The longtime Austin singer-songwriter has seen his share of troubles over the years: a decades-long struggle with substance abuse, a 2008 car accident that broke both of his knees, and his son’s serious illness. Still, Graham remains a relentless worker. In May the Hobart Brothers and Lil’ Sis Hobart, his collaboration with Freedy Johnston and Susan Cowsill, released their debut album. A little more than a month later he put out his ninth solo album, GARAGE SALE

The story I heard about this record is that your friends at Top Hat Recording in Austin gave you some free studio time.
They gave me this gift to come in and do whatever I wanted two days a month. That’s how the record started, with this complete lack of pressure or even of a goal. I wasn’t trying to make a record.

What was it like to be in the studio without any set goal?
When I was on New West Records, it was very much results oriented. We needed to get this done, for this amount of money, and we had to fit these criteria. And when I started doing records independently, there was no money—it was very results oriented because the clock’s ticking. So it was a little scary this time to go in and it’s just, “Yeah, you can do whatever you want.” That song “Bobby Dunbar”? I had read this story in an Old Farmer’s Almanac about this boy who was lost about a century ago in Louisiana, and then there was this identity mix-up when he was supposedly found, and the story haunted me. I kept thinking about it, and I went into the studio one day, sat down at the piano, and it just started coming together. The piano wasn’t even located in the cutting room—it was out in the lounge. One of the windows was open, so you could hear birds and kids playing outside, which sounded stark and weird. We pushed the piano out onto the patio and recorded there, and that’s why you hear cars going by and birds. When you’re paying a hundred dollars an hour for the studio, are you gonna roll a piano out on the patio and record? No. 

Talk to me about the song “Codeine/Codine.”
It’s no secret that I’ve struggled with drugs and alcohol my whole life, and I’ve had the blessing of coming out the other side. The easy count would be I’ve lost at least eight friends to drugs and alcohol. The people who get caught in that—it’s a lonely business. 

Does it haunt you still?
You know what haunts me? The damage that I did to others. That’s the part that I get to reconcile now by living a different life.

The first song on the album is called “Unafraid.” You had your ass kicked a lot of different ways over the years. Is that the end result—are you fearless now?
It’s like I’ve seen the worst, and what’s left for me to be afraid of? Physical pain? No. Defeat? No. Loss? No. I feel strong and humble, you know? Humbled by life and made strong by all my experiences. That song is my mission statement right now.

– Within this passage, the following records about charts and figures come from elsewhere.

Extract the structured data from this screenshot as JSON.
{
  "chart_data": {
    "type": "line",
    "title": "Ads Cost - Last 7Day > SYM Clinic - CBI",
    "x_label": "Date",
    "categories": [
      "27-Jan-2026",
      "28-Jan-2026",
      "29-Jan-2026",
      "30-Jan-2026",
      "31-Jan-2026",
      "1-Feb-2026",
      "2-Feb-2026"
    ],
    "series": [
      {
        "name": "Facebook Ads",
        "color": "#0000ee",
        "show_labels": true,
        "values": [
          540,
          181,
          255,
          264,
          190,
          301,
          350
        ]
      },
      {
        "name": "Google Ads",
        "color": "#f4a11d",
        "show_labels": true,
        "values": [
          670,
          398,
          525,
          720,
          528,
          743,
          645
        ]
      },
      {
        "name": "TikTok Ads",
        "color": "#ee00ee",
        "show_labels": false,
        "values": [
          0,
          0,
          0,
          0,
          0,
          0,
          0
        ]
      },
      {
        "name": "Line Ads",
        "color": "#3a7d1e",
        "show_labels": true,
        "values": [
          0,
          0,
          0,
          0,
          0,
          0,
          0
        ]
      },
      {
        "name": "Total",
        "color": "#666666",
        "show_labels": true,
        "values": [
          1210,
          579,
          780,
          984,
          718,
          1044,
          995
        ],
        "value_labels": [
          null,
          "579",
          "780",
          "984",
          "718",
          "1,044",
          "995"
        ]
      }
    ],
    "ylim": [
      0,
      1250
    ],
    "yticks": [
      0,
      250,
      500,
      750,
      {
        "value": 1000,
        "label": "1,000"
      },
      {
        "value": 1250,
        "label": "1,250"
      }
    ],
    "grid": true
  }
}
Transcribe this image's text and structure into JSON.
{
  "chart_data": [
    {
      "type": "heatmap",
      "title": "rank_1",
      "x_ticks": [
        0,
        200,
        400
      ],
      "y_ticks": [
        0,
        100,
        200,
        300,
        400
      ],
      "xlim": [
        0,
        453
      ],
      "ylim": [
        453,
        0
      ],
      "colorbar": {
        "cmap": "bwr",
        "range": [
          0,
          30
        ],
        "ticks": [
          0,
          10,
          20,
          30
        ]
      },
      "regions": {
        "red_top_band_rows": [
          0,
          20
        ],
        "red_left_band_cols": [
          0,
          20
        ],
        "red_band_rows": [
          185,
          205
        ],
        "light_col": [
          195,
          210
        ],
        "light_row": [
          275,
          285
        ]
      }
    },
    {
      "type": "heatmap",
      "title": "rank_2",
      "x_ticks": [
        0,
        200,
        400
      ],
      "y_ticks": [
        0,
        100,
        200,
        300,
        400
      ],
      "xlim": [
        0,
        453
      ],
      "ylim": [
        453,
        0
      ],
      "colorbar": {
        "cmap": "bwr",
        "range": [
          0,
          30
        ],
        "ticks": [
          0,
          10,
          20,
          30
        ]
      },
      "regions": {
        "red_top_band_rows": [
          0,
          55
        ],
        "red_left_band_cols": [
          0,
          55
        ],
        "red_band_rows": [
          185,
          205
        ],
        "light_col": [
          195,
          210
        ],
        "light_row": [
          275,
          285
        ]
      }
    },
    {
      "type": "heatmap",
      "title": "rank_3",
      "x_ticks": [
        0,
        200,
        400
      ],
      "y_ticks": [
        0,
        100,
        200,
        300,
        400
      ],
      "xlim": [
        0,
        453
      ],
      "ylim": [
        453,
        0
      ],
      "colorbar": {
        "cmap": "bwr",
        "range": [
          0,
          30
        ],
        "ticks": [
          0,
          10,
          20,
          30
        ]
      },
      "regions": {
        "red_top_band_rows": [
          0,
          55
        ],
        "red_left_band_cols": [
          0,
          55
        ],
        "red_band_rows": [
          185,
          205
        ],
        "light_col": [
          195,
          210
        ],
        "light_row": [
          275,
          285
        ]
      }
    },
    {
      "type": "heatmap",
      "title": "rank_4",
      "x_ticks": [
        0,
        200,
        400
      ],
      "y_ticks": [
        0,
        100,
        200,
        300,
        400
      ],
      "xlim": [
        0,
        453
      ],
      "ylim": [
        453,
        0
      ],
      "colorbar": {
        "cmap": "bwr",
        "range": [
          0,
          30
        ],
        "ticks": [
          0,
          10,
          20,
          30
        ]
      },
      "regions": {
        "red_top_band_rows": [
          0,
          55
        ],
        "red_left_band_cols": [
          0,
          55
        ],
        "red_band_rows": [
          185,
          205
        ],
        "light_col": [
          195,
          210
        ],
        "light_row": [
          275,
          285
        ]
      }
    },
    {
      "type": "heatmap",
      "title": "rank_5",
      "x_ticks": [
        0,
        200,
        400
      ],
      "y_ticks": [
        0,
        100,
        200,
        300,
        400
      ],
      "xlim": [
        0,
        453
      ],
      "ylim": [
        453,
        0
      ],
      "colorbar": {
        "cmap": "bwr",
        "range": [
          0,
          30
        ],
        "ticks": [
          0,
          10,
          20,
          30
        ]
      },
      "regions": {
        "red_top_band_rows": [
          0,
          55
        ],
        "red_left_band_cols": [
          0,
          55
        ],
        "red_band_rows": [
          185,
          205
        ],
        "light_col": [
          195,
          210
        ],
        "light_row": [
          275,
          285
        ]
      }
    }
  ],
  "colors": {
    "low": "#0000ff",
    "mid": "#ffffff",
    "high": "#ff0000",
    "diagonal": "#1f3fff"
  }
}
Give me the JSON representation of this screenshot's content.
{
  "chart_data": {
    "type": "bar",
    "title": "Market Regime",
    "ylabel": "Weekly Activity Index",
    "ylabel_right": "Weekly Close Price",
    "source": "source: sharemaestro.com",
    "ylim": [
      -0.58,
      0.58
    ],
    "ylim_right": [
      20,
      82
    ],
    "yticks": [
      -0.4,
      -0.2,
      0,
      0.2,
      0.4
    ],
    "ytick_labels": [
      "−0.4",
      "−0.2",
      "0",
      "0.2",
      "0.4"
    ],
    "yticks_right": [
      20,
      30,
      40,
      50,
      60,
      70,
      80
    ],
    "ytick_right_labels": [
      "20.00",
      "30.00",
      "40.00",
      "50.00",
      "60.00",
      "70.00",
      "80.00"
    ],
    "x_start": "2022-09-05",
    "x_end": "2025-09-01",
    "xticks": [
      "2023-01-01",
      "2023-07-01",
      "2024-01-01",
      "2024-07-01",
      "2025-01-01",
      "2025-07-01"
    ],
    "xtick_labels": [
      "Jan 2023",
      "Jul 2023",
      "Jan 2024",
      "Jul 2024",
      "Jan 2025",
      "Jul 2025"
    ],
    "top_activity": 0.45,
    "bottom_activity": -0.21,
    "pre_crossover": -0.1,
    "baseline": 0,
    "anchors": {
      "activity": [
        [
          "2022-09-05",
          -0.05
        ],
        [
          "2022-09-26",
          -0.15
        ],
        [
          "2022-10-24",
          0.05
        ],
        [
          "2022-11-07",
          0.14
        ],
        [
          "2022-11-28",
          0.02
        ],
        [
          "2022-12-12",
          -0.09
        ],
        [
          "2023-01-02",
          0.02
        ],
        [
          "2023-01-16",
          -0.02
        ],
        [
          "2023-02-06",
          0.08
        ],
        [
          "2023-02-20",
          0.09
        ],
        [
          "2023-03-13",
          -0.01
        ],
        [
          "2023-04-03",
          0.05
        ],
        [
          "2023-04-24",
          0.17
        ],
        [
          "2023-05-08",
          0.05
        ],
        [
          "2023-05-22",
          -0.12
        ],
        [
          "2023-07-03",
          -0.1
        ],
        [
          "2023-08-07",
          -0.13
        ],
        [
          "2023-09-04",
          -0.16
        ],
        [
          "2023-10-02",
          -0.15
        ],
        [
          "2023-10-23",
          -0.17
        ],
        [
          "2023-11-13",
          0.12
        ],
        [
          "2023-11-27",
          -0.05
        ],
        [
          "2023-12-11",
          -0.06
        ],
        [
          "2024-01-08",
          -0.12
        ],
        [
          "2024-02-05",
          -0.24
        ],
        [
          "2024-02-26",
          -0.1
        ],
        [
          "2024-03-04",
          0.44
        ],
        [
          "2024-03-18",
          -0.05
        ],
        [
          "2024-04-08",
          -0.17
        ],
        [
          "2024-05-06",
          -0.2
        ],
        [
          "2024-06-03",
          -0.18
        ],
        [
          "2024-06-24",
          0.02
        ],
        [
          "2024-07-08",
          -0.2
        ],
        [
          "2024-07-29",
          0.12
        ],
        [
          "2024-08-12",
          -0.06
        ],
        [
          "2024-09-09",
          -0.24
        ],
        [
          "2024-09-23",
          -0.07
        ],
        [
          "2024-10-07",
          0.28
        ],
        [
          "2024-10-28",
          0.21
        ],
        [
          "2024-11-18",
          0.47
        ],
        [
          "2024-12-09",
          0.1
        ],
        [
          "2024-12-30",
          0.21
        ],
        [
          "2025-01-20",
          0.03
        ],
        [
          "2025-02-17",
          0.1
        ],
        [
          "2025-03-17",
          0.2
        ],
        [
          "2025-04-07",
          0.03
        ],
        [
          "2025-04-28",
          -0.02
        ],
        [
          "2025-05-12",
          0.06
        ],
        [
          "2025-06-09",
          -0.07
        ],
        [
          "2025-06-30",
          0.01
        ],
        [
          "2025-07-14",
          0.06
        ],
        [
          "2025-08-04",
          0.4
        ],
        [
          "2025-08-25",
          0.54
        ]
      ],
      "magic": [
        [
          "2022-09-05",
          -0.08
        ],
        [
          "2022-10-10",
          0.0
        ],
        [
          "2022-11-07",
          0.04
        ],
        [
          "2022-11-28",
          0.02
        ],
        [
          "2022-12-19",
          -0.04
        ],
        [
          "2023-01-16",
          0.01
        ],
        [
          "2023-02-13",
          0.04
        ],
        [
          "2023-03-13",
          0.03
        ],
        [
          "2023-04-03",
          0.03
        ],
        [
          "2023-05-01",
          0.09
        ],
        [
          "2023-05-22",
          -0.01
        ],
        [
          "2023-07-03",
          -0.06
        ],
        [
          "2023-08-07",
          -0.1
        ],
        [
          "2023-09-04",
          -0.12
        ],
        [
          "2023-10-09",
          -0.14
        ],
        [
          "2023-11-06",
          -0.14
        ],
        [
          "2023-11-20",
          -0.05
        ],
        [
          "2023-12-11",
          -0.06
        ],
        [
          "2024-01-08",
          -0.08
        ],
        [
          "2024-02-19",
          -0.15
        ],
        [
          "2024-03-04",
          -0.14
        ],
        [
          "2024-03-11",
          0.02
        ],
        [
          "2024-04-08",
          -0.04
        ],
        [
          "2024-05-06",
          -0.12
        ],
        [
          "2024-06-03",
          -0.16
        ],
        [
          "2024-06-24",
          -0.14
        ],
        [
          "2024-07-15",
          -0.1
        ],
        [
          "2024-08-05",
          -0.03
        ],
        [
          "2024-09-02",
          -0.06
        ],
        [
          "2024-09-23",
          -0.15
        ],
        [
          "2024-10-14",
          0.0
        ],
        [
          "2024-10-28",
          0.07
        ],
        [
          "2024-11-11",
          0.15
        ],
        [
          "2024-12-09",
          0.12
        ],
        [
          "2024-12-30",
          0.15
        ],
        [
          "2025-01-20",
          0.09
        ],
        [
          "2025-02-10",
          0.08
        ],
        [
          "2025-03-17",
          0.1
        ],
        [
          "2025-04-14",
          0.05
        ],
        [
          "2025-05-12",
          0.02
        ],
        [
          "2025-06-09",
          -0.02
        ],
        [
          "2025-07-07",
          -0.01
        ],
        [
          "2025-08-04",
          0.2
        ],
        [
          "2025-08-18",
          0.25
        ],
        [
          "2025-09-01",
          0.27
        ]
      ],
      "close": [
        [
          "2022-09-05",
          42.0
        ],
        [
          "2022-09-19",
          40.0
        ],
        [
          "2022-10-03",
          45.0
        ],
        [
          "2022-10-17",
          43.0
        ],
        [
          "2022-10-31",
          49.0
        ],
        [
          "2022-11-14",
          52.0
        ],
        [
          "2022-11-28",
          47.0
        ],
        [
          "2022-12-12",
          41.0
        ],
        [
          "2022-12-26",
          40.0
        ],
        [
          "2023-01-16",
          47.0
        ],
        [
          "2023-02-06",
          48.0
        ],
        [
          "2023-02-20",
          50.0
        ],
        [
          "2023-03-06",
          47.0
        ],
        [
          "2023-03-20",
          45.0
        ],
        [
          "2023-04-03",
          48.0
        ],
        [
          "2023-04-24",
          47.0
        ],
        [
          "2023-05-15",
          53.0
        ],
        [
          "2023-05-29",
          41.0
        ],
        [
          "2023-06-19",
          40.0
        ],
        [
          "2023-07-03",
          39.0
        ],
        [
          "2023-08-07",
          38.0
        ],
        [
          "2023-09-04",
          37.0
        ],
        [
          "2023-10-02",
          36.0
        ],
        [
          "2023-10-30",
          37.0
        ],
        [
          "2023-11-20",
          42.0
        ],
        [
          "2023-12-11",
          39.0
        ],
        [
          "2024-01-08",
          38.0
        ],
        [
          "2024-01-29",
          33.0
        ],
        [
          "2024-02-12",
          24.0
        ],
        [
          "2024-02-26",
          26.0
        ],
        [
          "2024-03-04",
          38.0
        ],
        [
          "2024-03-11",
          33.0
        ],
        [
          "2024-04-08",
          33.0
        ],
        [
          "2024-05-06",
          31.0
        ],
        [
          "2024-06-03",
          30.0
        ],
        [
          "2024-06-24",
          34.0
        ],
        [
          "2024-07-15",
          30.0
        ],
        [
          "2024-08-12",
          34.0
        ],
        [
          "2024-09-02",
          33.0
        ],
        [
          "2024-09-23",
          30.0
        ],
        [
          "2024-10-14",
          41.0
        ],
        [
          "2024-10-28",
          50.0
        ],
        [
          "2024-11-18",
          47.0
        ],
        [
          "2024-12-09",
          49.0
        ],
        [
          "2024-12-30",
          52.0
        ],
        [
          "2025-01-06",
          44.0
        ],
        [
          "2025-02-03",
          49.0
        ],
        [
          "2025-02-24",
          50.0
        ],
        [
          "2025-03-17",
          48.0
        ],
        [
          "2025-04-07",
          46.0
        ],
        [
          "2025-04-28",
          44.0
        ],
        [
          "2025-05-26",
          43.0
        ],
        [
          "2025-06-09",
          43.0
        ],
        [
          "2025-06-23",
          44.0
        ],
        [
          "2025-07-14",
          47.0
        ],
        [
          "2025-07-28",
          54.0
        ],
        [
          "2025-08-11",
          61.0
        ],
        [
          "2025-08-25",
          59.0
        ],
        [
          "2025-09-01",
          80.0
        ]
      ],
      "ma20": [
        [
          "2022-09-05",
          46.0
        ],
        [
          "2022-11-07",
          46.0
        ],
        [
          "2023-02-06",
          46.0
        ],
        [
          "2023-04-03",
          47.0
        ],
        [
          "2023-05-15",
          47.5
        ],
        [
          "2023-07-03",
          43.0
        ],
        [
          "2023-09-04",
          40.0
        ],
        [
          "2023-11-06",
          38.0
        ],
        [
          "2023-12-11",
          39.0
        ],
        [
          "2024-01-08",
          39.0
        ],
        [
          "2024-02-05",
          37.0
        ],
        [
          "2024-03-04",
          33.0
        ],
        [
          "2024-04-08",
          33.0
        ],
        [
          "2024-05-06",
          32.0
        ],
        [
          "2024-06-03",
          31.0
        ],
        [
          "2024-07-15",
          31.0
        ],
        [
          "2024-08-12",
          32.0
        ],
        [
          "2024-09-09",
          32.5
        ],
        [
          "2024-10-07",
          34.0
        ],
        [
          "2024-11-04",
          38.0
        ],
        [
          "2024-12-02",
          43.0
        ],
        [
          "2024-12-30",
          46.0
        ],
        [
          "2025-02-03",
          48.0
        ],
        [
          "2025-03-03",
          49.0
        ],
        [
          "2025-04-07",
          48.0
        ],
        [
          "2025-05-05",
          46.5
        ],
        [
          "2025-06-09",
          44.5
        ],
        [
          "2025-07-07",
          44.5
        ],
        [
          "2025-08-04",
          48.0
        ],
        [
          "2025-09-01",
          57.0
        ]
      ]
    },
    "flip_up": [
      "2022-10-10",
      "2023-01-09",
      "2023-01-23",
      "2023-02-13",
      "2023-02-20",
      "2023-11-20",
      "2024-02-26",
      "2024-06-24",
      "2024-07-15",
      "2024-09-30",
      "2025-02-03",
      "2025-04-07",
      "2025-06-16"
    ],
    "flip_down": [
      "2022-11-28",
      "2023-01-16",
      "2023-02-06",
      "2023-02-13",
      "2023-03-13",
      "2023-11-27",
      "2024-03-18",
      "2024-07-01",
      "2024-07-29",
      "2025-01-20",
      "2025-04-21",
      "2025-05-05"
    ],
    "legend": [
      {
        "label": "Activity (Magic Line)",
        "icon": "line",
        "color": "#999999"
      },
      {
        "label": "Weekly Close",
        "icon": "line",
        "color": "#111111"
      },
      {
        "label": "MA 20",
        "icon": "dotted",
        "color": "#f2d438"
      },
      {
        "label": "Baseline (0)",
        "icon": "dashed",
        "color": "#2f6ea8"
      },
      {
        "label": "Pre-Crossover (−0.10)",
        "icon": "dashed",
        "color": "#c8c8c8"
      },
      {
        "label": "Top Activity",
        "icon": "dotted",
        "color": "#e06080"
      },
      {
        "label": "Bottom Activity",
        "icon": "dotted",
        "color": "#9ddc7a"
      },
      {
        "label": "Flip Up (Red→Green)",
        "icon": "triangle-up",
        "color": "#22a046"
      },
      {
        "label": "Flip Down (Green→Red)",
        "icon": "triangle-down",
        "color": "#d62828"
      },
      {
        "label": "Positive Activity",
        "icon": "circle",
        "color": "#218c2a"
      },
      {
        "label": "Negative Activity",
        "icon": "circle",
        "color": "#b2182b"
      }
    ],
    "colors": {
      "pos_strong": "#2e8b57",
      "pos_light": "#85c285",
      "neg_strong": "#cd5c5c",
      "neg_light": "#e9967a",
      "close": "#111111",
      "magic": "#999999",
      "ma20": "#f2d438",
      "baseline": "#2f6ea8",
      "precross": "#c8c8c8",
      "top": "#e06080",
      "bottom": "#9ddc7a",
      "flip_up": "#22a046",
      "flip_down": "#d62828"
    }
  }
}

Most of your songs aren’t just songs, they’re about your life.
I wish I was clever enough to invent characters that never existed doing things that never happened. But I’m not. The songs are how I work things out. I have nine albums, and you can track them, from the first one to this one—you can see me working out various issues. And that’s why I opened this record with “Unafraid”: I feel like I’m in a different place than I’ve ever been. I’m still burning, but it’s a contained burn. I feel in some weird way that at 53 I’m at the height of my powers.

You’re probably impervious to pain at this point.
At this point my nerves have finally given up. They’re like, “How would we know the difference?”